This Article is From May 05, 2014

In Bihar, a Hunger to See Narendra Modi

(Ishwari Bajpai is Senior Advisor at NDTV; he has been a journalist for 30 years, and has covered the elections since 1984.)

"Lijye teer aur bhujaye lantern" may draw a ripple of applause for beleaguered Chief Minister Nitish Kumar as he campaigns in Saran, North Bihar, but it is an outdated battle cry.

In 2014, Lalu's lantern is outshining Nitish's teer or arrow as both try to keep Bihar from falling to the Modi juggernaut. And that is what the election has boiled down to in Bihar: Narendra Modi.

Whatever the result in Bihar, there is no question that Modi has been able to define the election as a referendum on him. Wave or no wave, he is the single talking point amongst voters and politicians. Enormous credit must go to his propaganda machine - even in the smallest village in North Bihar, the watermelon-seller talks about Modi. And not just Modi as another heavy-hitter, but Modi as the man who has developed Gujarat and says will develop India.

The people of Bihar, seeped in poverty, have lived with hope. It was that hope that drove them from the Congress to the hope Lalu offered of caste upliftment. When Nitish brought the hope of good governance, he won their support. Both to some extent came true, but poverty has remained the story for much of Bihar.

Whether the hope parented by Modi's promises of economic vitality will translate into reality is tomorrow's story. Right now, there is a hunger to see him.

At a large public meeting in Hajipur, Modi is applauded as he promises the Gujarat development miracle of 24 hours of electricity to an audience that lived with four hours of power supply under Lalu and gets about 12 hours a day now with Nitish. As he attacks the "Ma-Beta non-performing government" pivoted by the Gandhis, Modi promises fast-pace development and no corruption if he is elected.

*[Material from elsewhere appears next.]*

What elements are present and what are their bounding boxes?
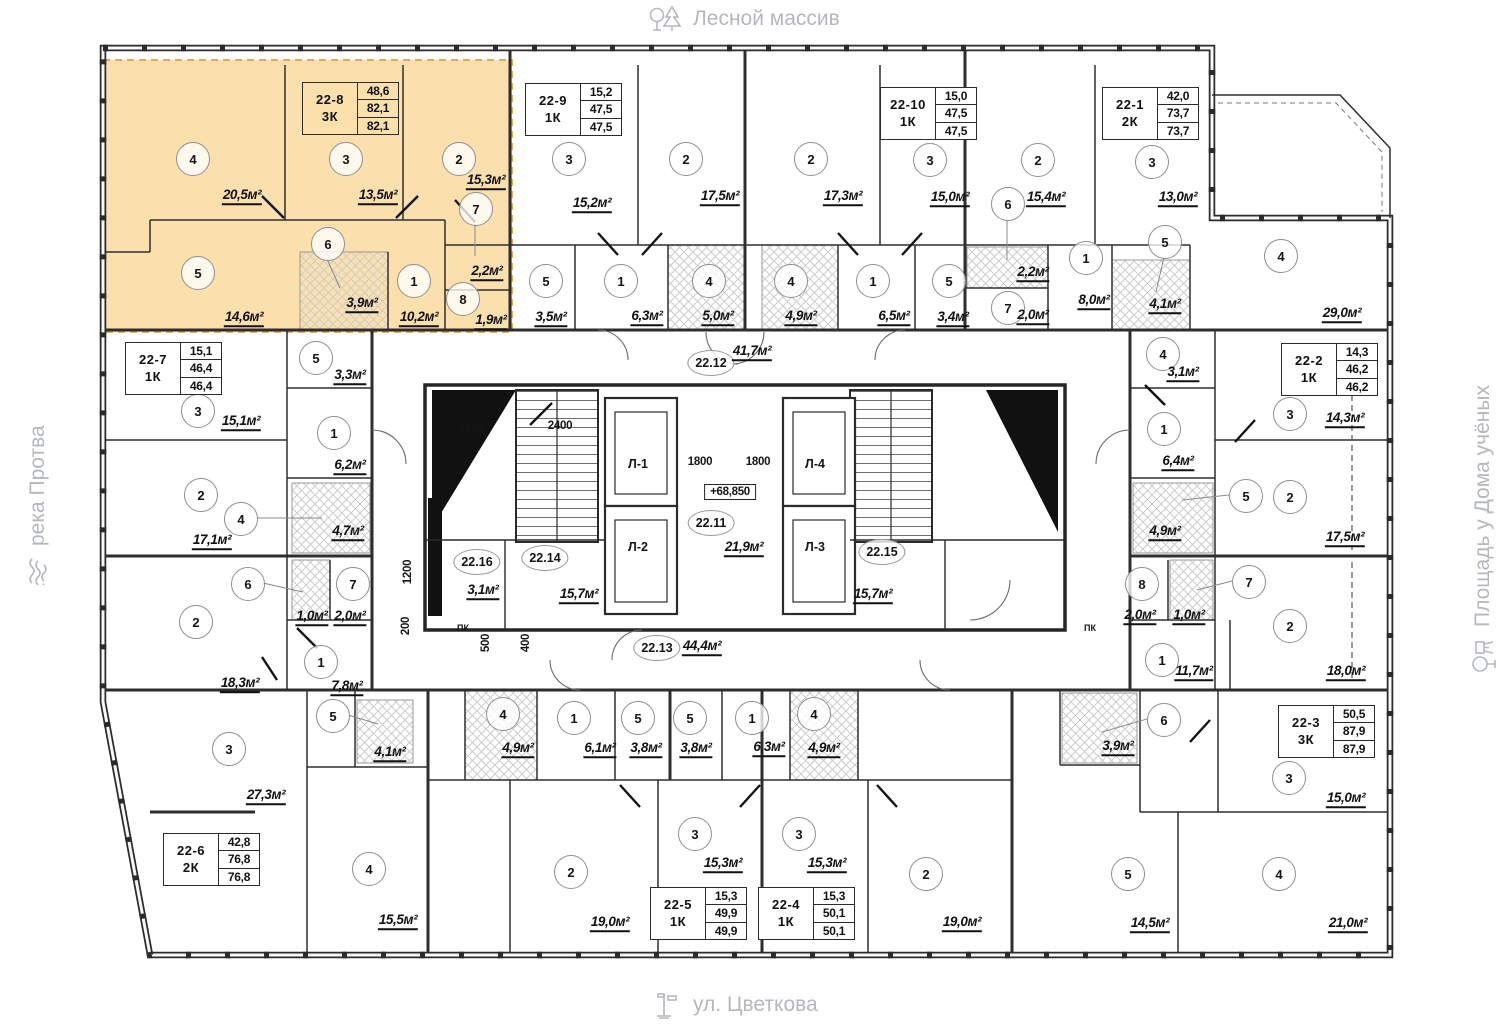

The large crowd, baking in the mid afternoon sun, are not all committed BJP supporters. Many have come to listen to him, to gauge the phenomenon they have heard about and perhaps decide whether to cast their vote for him. They cut across castes and occupations and listen carefully to what he has to say.

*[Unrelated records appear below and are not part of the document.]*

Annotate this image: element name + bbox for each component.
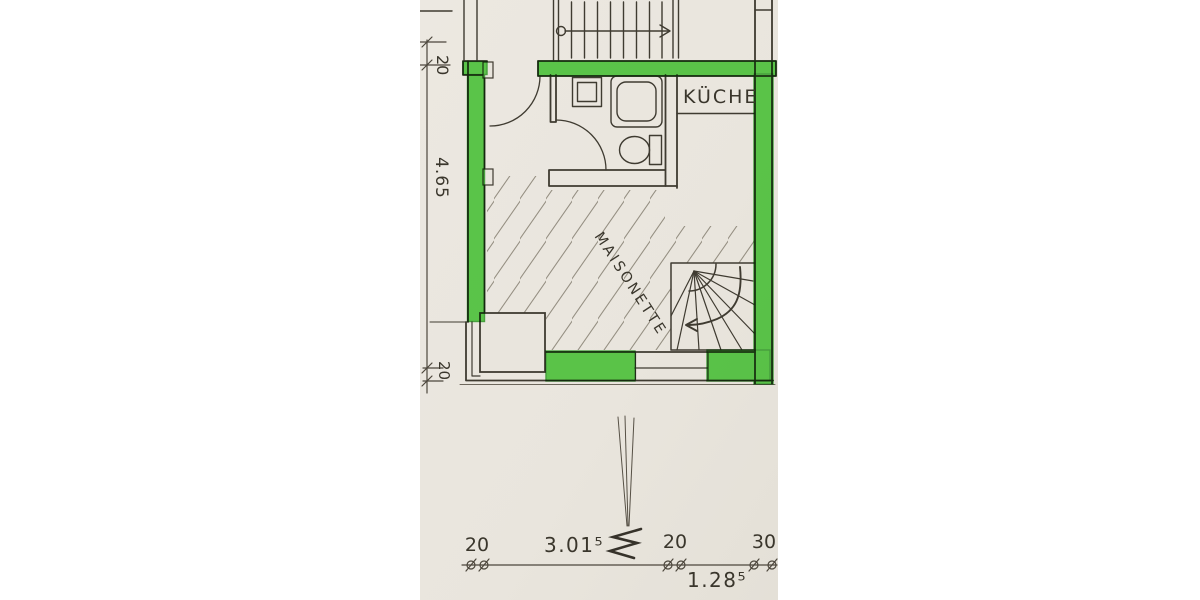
dim-bottom-left-wall: 20 bbox=[465, 534, 489, 556]
dim-mid-wall: 20 bbox=[663, 531, 687, 553]
kitchen-label: KÜCHE bbox=[683, 85, 758, 108]
highlight-bottom-wall-right bbox=[707, 350, 770, 381]
highlight-top-wall-left bbox=[463, 62, 487, 75]
dim-stair-bay-width: 1.28⁵ bbox=[687, 568, 747, 592]
dim-room-width: 3.01⁵ bbox=[544, 533, 604, 557]
dim-left-height: 4.65 bbox=[431, 157, 451, 199]
highlight-bottom-wall-left bbox=[546, 351, 635, 381]
highlight-left-wall bbox=[468, 62, 485, 322]
dim-left-bottom-wall: 20 bbox=[435, 361, 453, 380]
highlight-top-wall bbox=[538, 61, 776, 76]
highlight-right-wall bbox=[754, 74, 773, 384]
floorplan-drawing: KÜCHE MAISONETTE 20 4.65 20 20 3.01⁵ 20 … bbox=[420, 0, 780, 600]
floorplan-photo: KÜCHE MAISONETTE 20 4.65 20 20 3.01⁵ 20 … bbox=[420, 0, 780, 600]
dim-right-wall: 30 bbox=[752, 531, 776, 553]
closet-box bbox=[480, 313, 545, 372]
dim-left-top-wall: 20 bbox=[433, 55, 452, 75]
screenshot-root: { "plan": { "labels": { "kitchen": "KÜCH… bbox=[0, 0, 1200, 600]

To demolish his credentials, Lalu and Nitish are heavy-handed at their rallies about the Gujarat riots of 2002. "He has tried to side- track communalism with this promise of development. Only God can save India if Modi becomes Prime Minster" warns Lalu.

Nitish debunks the development narrative of Gujarat claiming that the school dropout rate there is very high. "What kind of state is Gujarat without peace and education?" he asks. At a smallish rally in Saran, where Lalu's wife Rabri Devi and the BJP's Rudy Pratap Singh are in a close fight, Nitish is campaigning for his local candidate. He claims that "Modi will bring back crony capitalism, to pay the moneybags that supported him."

In Bihar, where caste is still a very important criteria for voting, the anti-Modi vote is coalescing around Lalu because it seems that that he can bring together Yadavs and Muslims ( a combine of 35%) and thwart a Modi sweep. Nitish, having lost the upper castes and upper OBCs to BJP after the split with them, is finding it difficult to get the secular vote. The key, according to everyone, including BJP leader Sushil Modi, is how the Extremely backward Classes ( EBCs), who form upto 35% of Bihar population, will vote. Sushil Modi is confident that the BJP has reached out to enough of them to make the difference.

Unfortunately for Nitish, his story of what he has done for Bihar and the governance he has provided are solid achievements but lost in this election with its focus on development vs communalism. Even those who voted for him in the last assembly election seem to be drifting, not because they don't appreciate what he has done, but because. As the man making mithai in a small village in Ara district said, "This is a fight about who will be PM and not about who will be CM". In that straight fight, Nitish has no place, and Modi clearly has the edge.